The AI gold rush poses a strange problem. It’s becoming impossible to tell which labs actually want to make money. OpenAI, Google, and Meta veterans are building startups with multibillion-dollar war chests and foundational models with zero revenue pressure. Investors are keen to fund anything related to AI, so business plans have become optional.
TechCrunch just proposed a solution: a five-stage commercialization scale that measures ambition rather than actual profits. Level 5 companies like OpenAI and Anthropic mint millions of dollars every day. Level 1 Lab treats “true wealth” as self-actualization. In the middle tier, where most emerging startups enter, the industry’s existential confusion over whether AI research should prioritize science or shareholders is evident.
This scale comes as several high-profile labs navigate this tension in real time. Humans&, which raised $480 million this week, received a Level 3 rating for having “many promising product ideas,” without going into details. The startup has floated vague plans for an AI workplace tool to replace Slack and Google Docs, but observers remain stumped about the specifics of its implementation.

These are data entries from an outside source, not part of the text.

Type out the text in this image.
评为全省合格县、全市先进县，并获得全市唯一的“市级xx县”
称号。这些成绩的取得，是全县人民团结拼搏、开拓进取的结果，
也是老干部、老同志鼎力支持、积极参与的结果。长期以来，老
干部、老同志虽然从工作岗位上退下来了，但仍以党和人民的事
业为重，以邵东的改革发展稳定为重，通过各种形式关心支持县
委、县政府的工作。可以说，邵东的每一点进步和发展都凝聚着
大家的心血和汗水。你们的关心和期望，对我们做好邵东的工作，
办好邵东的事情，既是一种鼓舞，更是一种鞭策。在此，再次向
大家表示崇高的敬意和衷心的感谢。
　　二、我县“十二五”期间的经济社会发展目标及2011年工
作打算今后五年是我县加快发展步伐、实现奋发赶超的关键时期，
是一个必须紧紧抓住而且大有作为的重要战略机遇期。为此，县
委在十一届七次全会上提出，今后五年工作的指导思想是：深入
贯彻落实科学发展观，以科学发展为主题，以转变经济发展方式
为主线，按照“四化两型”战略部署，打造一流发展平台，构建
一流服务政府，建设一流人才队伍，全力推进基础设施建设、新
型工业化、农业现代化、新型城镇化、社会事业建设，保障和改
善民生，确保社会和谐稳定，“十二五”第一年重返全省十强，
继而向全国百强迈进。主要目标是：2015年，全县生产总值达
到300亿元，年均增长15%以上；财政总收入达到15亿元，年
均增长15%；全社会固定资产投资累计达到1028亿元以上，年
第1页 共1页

“It’s my job to know what this means, but I’m still pretty confused,” TechCrunch’s Russell Brandom wrote, capturing the industry-wide bewilderment.
Thinking Machines Lab’s trajectory tells an even more troubling story. The $2 billion seed round, led by former OpenAI CTO Mira Murati, proposed Level 4 operations with a detailed commercialization plan. Then within two weeks, citing concerns about the company’s direction. In just one year, nearly half of the founding team left.